Issuance of a DAT involves a full custodial arrest, handcuffs, and a trip to the police station in a squad car, van or wagon. Sometimes the handcuffed people, who are mostly teenagers and young adults, are driven around for hours while the officers look for others to arrest.

At the police station the arrestees, 87% of them blacks and Latinos, are fingerprinted, photographed, and locked up in the precinct's own holding pens. Their fingerprints and other data are sent to the state and FBI to be cross checked for arrest warrants, as well as checked for local NYC warrants.

The most common arrest warrant is not for a crime but for having failed to pay the fine for a violation such as riding a bike on the sidewalk, possessing an unsealed alcohol container, or sitting on a park bench after hours. The NYPD gives out 600,000 of these summonses a year, primarily in the city's black and Latino precincts.

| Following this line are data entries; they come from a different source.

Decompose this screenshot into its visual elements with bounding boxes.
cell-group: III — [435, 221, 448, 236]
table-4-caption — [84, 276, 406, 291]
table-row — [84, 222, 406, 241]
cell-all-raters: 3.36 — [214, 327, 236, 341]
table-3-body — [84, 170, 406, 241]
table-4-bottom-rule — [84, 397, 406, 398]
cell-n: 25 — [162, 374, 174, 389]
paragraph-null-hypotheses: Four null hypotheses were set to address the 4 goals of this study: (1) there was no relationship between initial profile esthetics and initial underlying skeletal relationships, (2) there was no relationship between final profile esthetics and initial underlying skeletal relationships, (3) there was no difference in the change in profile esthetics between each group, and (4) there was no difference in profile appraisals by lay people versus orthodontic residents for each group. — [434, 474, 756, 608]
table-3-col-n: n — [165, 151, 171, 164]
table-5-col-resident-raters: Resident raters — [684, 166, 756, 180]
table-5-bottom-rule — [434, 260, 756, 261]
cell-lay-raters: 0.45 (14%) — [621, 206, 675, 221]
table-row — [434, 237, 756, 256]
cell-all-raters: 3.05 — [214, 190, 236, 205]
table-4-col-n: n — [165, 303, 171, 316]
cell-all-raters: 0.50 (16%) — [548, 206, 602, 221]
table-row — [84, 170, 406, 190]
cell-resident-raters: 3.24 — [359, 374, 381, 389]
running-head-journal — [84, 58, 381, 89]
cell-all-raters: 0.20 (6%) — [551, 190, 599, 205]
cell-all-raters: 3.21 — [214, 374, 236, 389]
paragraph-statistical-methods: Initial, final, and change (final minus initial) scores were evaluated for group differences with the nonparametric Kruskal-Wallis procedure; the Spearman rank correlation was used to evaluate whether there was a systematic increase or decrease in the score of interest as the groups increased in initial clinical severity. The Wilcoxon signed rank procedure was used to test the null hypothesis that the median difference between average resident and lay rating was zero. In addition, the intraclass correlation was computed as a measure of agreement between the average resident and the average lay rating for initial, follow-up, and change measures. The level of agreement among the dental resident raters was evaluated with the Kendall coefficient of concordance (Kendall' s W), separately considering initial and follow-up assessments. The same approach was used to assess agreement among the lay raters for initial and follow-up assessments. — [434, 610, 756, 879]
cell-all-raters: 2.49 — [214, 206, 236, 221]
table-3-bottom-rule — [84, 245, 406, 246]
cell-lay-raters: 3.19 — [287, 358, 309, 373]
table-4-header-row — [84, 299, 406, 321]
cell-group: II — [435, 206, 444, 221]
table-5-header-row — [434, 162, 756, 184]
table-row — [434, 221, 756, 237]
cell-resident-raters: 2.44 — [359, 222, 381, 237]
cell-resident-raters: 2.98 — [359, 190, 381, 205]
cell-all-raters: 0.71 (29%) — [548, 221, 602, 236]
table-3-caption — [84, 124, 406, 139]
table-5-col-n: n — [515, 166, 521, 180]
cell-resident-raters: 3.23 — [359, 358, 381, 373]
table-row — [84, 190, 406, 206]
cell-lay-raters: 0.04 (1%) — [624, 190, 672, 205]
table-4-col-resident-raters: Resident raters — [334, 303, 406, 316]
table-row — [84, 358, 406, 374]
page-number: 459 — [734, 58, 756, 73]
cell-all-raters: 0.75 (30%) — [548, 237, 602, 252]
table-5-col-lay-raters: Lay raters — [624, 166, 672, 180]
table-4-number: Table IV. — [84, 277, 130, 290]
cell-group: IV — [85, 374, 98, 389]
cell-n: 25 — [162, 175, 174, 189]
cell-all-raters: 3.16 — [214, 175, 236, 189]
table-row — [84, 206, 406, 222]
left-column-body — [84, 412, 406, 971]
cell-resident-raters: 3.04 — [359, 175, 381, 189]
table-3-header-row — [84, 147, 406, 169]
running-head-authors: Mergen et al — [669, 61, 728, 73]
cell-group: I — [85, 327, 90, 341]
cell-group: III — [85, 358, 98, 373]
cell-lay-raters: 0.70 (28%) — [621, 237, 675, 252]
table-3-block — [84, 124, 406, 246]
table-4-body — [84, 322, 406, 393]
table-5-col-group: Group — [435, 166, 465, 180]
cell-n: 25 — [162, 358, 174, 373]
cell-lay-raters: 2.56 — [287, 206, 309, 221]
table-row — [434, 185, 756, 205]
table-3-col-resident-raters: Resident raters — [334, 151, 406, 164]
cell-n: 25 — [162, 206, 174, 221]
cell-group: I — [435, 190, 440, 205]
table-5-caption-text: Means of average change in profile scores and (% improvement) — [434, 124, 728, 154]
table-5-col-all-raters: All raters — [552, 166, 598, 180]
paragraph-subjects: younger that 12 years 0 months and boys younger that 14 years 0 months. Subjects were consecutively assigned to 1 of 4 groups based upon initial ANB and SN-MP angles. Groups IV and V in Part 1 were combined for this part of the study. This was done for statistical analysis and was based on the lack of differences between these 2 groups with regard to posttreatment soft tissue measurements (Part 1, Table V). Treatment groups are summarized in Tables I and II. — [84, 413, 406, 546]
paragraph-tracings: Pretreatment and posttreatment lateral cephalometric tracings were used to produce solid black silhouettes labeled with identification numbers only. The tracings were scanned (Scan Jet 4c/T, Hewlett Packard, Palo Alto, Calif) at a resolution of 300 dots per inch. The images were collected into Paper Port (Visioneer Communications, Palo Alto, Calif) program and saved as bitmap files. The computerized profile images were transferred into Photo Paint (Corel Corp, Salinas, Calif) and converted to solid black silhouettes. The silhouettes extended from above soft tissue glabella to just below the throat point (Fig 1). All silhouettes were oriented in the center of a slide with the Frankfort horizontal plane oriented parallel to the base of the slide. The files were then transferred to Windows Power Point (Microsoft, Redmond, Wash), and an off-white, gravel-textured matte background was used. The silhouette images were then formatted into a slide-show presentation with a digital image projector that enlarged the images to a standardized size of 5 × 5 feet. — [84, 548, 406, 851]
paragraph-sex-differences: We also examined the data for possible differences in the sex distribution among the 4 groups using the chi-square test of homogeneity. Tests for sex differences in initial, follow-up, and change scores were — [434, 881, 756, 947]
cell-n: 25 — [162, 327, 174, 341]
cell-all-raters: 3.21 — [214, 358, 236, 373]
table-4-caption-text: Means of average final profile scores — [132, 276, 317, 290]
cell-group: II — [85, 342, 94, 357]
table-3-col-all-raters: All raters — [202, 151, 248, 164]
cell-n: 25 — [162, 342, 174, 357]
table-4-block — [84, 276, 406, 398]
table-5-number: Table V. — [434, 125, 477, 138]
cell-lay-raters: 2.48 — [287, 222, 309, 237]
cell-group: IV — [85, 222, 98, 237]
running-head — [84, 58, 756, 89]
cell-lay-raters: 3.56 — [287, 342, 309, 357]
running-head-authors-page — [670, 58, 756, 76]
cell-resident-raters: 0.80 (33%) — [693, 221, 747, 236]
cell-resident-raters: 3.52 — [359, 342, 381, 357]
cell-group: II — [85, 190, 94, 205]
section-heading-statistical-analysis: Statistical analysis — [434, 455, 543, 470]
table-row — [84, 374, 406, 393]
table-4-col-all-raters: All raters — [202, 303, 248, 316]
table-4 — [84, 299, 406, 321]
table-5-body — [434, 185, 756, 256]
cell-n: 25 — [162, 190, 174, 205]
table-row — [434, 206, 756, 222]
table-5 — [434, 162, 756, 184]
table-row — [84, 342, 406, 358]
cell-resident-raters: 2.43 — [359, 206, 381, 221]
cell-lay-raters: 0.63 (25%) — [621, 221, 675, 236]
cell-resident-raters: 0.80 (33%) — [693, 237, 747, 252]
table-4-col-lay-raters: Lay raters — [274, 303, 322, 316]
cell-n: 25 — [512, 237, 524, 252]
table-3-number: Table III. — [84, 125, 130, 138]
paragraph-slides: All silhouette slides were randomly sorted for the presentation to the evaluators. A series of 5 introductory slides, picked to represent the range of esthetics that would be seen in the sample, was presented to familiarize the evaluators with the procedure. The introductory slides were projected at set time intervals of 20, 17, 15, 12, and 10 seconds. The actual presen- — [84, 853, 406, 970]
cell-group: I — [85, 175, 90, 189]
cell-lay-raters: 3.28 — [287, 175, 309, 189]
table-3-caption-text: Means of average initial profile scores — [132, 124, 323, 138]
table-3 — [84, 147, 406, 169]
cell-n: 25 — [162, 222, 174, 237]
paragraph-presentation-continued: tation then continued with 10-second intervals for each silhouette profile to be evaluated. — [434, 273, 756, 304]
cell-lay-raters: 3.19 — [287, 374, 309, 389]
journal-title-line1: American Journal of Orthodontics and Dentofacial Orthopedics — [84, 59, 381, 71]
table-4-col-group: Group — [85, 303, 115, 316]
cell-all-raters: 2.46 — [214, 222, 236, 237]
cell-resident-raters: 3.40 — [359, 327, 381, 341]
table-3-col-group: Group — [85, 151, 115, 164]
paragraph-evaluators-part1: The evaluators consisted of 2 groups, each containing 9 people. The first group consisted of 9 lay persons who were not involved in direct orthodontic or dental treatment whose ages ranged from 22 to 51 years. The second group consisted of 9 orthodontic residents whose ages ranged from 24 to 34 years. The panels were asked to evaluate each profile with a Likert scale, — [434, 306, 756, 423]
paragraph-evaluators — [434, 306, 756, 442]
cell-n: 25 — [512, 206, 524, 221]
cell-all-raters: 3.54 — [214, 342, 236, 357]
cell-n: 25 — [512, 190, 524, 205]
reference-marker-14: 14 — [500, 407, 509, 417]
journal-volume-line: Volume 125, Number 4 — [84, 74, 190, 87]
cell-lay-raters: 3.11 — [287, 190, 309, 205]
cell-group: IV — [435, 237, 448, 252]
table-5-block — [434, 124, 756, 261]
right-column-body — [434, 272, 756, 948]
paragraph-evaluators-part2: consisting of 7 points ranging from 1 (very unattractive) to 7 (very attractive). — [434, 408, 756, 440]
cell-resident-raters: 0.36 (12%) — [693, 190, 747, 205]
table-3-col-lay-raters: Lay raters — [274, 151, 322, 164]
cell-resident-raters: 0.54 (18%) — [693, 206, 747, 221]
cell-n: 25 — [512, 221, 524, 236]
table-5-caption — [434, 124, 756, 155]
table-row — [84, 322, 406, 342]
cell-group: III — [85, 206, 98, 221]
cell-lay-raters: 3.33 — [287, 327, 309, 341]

Ironically, people with no warrants, and who have never been arrested before, are often held longer than those with previous arrests because it takes longer to check the fingerprints and photographs of those without criminal records. The young people are locked up at the police station for at least two hours and then, if there are no other offenses, are charged with criminal possession of marijuana and released with the mandatory court appearance ticket (DAT).

The obvious question is: why are these people being arrested and detained at all? They could be given non-criminal summonses on the street charging them with possession of small amounts of marijuana. This would save far more police time and public resources, and save the targeted young people from a stigmatizing criminal arrest record for drug possession.

As Governor Cuomo put it in his State of the State address in January, "These arrests stigmatize, they criminalize, they create a permanent  record. It's not fair, it's not right, it must end." Cuomo has proposed changing state law just to stop the NYPD's marijuana arrests.  

It is worth remembering that most of Bloomberg's hundreds of thousands of marijuana possession arrests over the last ten years were the result of stop and frisks where the police either illegally searched people by reaching into their pockets and belongings, or ordered them to empty their pockets (which is probably also illegal).

Middle-class and upper-class whites in New York City are rarely stopped and searched by the police, and therefore rarely arrested or even ticketed for marijuana possession. Yet young whites use marijuana at higher rates than young blacks and Latinos.

Isn't it time for everyone in the city to be covered by the same marijuana possession policy long enjoyed by middle- and upper-class white New Yorkers: no arrests, no tickets, no fines?


Harry Levine is a sociology professor at Queens College, City University of New York, and co-director of the Marijuana Arrest Research Project.